Following a lengthy and hotly contested hearing in Delaware bankruptcy court, a judge signed off on the deal. But the sale of Oncor, as the regulated side of EFH, still needed the green light from the Public Utility Commission of Texas (PUCT). The commission wasn’t willing to let the buyers keep a $250 million tax benefit arising from the REIT conversion for themselves, and approved the deal on the condition that the benefit be shared with energy consumers. The Hunt deal soon fell apart.

EFH lawyers scrambled to assure the bankruptcy court and creditors that they were not back to square one. The proposed TCEH spinoff was still intact, but the company would have to go through the process of securing court approval of newly-filed plans for both sides of the company. It was able to do so for the TCEH transaction, which was approved again in August and went into effect in October.

By this time, EFH had lined up a deal to sell Oncor to Florida-based NextEra Energy, which had been angling for the acquisition since the outset of the bankruptcy.
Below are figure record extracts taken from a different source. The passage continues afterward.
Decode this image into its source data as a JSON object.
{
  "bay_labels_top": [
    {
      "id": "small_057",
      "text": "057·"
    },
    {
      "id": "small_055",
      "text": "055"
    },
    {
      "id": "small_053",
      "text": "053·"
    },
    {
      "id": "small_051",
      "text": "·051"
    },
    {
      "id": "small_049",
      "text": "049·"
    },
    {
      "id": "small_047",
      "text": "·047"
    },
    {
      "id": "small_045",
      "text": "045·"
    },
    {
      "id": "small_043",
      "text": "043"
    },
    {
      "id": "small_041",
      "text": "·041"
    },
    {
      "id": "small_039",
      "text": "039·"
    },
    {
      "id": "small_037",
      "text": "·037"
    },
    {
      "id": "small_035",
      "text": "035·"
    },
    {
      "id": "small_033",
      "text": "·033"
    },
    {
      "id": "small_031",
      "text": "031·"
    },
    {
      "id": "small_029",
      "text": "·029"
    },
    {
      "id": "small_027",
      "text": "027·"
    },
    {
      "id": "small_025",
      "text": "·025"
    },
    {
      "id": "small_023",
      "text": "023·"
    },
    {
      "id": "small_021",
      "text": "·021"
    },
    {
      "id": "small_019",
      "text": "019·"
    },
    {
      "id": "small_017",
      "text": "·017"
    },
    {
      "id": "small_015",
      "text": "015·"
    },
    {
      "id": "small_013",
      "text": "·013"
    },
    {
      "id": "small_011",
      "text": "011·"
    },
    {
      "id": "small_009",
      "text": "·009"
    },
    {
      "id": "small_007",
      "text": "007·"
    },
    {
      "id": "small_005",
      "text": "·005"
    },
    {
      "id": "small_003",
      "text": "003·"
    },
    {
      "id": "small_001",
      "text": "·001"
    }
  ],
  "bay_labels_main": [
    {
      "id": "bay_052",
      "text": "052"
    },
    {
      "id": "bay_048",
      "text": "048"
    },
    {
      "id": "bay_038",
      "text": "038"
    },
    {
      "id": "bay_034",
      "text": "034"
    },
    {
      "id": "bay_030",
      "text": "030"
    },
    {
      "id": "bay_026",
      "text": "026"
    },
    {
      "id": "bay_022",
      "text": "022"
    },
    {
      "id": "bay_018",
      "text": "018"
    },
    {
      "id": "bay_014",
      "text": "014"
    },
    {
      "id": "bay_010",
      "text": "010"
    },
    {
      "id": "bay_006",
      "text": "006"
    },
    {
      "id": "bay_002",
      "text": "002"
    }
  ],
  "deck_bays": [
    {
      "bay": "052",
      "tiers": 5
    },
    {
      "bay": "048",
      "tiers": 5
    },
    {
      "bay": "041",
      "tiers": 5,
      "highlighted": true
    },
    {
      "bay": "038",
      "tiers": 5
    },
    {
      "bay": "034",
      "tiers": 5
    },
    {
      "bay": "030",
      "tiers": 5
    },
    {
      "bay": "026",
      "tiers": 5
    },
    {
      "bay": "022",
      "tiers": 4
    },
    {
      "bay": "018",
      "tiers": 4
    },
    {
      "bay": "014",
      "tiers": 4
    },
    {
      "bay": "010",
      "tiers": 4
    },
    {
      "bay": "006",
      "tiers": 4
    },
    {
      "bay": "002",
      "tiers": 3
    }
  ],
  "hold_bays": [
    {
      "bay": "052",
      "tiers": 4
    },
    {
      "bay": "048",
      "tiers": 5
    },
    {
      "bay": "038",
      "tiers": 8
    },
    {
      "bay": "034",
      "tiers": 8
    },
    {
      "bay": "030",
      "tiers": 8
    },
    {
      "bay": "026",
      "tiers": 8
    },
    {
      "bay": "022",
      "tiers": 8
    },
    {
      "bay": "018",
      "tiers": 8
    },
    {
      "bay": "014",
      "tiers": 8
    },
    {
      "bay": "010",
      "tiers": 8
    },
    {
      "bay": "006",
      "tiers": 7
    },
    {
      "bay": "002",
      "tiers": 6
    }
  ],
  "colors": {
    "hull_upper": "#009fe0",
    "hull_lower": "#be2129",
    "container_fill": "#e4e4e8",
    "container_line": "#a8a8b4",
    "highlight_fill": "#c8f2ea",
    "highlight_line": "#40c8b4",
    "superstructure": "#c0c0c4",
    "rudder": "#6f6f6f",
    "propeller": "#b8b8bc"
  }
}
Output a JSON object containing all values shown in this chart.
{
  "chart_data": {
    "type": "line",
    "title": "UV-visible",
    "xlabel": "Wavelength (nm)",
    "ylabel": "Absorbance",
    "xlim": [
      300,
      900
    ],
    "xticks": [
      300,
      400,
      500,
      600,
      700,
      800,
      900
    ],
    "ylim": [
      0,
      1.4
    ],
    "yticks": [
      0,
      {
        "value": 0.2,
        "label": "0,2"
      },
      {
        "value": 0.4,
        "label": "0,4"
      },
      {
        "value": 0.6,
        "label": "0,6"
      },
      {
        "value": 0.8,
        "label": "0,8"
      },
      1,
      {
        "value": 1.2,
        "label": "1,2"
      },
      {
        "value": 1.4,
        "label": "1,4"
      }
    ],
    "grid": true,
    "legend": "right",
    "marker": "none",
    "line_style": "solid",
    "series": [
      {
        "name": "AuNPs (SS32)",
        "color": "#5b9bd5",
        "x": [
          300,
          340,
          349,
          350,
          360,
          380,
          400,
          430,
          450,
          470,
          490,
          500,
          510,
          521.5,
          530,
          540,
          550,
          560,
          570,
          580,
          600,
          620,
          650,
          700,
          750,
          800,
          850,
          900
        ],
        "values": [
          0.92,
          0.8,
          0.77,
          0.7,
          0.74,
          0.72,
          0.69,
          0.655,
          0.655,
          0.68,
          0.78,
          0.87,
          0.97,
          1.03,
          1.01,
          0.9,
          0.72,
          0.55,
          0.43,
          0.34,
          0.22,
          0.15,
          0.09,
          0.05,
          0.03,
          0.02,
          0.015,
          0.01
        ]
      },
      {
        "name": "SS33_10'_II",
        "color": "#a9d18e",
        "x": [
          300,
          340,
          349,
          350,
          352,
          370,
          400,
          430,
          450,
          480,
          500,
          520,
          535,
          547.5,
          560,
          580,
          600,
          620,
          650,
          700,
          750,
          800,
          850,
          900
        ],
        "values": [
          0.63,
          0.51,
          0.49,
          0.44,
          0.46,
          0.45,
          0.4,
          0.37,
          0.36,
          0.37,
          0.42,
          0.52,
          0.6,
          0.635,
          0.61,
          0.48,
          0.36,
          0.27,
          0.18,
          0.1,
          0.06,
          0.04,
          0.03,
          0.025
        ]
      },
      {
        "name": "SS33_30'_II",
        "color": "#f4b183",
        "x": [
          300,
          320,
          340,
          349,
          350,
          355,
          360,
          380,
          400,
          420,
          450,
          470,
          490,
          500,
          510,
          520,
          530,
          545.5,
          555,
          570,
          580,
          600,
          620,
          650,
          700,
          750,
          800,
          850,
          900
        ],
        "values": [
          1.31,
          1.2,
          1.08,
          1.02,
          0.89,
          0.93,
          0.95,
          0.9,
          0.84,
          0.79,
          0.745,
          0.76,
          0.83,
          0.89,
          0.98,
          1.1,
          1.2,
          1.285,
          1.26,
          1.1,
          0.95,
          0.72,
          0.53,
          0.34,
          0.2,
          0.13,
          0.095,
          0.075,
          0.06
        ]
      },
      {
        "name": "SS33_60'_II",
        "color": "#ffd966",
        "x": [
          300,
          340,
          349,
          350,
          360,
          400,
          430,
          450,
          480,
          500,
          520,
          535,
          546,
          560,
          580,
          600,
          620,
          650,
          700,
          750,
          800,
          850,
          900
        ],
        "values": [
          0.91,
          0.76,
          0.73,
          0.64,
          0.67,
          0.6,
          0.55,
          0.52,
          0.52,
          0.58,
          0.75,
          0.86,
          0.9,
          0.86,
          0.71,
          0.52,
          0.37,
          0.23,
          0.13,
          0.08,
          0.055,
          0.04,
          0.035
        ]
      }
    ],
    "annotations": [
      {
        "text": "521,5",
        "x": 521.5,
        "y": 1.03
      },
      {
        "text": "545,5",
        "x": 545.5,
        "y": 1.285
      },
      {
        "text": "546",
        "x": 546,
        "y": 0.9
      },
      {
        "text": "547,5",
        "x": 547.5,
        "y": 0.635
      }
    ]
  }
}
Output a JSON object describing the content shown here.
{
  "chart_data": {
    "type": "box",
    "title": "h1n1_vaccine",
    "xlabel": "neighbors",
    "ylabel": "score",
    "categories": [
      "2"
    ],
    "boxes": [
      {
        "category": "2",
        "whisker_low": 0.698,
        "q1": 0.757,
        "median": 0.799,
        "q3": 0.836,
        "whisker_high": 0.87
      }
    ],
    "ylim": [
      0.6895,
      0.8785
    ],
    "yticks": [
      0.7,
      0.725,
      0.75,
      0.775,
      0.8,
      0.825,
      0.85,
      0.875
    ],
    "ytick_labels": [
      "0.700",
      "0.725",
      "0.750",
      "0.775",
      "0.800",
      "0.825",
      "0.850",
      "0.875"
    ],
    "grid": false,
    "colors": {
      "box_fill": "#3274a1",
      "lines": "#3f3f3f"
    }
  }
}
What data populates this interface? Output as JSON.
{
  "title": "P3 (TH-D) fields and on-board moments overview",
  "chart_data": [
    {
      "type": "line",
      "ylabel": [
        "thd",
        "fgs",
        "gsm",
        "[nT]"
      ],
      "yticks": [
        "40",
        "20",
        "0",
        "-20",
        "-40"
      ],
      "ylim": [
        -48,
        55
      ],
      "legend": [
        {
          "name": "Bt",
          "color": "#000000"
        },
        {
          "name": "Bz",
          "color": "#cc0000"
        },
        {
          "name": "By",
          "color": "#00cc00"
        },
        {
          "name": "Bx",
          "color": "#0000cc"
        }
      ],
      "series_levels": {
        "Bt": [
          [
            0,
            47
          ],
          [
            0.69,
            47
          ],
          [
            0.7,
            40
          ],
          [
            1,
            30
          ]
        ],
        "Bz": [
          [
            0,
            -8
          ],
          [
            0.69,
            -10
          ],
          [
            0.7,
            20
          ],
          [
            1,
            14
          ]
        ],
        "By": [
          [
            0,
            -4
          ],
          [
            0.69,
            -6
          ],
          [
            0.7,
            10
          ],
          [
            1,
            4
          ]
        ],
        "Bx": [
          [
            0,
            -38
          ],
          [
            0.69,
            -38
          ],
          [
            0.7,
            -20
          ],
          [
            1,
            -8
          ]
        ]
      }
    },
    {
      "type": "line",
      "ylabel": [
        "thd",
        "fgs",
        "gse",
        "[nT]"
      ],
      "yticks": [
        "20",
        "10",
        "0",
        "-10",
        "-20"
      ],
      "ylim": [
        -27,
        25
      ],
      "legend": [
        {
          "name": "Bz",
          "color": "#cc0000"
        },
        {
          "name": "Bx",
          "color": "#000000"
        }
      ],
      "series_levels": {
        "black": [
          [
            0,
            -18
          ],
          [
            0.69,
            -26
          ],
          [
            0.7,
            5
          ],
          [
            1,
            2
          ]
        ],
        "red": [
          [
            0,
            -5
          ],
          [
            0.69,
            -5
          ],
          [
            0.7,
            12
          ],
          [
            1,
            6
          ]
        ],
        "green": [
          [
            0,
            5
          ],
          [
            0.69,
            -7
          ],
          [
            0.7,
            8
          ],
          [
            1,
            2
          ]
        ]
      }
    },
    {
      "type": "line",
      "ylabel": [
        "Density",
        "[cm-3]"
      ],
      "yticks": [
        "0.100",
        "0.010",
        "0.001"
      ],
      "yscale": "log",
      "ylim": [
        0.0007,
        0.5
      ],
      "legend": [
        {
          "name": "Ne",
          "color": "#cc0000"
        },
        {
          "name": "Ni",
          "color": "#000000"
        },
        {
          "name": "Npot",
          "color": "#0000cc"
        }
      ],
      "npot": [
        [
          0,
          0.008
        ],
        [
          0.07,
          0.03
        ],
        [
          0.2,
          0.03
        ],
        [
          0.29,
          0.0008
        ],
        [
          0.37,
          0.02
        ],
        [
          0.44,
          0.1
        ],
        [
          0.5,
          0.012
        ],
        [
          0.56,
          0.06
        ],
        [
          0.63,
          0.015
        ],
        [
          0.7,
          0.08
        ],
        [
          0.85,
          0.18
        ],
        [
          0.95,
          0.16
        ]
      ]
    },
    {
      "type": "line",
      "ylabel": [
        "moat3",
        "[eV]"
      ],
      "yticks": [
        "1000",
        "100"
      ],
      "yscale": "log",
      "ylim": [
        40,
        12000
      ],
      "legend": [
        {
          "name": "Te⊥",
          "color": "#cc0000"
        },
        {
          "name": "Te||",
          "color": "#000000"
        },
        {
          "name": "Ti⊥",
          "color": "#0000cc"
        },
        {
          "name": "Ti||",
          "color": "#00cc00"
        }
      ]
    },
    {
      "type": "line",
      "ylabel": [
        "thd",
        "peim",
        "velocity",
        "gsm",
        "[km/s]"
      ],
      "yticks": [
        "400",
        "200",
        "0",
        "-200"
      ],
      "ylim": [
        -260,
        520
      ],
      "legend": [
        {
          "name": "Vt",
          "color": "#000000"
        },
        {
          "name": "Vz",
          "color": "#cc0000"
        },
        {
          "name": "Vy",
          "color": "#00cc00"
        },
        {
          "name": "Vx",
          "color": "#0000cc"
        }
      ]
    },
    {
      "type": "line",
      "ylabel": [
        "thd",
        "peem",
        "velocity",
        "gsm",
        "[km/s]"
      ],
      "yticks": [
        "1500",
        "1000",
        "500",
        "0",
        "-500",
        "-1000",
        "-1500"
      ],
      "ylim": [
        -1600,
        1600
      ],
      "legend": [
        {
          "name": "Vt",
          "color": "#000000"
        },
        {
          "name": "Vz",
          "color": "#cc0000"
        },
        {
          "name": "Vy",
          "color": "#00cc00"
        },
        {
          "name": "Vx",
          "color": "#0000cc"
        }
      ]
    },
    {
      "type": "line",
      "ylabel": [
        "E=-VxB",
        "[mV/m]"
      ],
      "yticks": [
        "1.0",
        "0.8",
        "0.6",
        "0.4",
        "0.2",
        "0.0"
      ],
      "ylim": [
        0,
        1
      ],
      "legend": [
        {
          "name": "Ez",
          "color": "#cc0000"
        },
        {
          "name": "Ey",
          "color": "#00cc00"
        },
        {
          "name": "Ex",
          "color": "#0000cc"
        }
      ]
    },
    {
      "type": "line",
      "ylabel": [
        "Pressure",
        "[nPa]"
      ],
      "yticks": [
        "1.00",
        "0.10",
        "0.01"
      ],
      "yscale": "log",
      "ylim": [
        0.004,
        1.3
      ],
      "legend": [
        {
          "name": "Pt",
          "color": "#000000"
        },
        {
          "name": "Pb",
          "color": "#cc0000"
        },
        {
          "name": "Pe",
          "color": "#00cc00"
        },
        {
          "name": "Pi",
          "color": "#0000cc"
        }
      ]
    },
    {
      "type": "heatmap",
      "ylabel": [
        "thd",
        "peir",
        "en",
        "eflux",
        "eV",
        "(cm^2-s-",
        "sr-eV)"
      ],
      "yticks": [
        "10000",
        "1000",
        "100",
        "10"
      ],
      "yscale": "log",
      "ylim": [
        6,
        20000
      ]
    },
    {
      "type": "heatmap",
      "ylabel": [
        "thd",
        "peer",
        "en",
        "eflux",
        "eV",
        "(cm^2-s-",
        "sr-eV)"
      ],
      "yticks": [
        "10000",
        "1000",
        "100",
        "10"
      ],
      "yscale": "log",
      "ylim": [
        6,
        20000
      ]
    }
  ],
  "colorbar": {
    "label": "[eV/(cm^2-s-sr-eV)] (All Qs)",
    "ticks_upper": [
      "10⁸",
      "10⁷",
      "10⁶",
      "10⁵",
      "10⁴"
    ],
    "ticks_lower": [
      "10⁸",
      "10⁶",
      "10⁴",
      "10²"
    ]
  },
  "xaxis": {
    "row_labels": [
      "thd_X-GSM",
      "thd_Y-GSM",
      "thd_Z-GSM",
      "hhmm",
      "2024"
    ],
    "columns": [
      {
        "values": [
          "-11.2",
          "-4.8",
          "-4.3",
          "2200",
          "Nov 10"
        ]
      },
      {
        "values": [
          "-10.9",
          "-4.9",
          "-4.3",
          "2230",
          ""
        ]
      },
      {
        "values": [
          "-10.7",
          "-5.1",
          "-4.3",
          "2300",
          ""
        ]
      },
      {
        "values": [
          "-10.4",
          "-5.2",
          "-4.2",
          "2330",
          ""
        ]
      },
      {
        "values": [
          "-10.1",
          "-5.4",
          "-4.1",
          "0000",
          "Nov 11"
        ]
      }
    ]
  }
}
The sale values Oncor at about $19 billion. The company drummed up another plan based on this sale, but in November received an unwelcome surprise from an appeals court finding it liable for those make-whole premiums – extra fees for early loan repayment – which added up to around $660 million. The decision forced EFH to rejigger the distribution of funds to pay off its creditors, leading to a fight with those make-whole creditors over whether the plan reserved enough to cover the full amount of their claims.

This week’s settlement deals were with two of those make-whole creditor groups, offering them 95 percent or 87.5 percent of their claim amounts, depending on their priority in the debt structure.

Now, EFH is almost back to where its journey derailed last year: PUCT approval. But with no REIT aspect of the NextEra sale, the company’s odds seem a little more favorable this time around. The PUC plans to hold open meetings to discuss the matter starting February 21.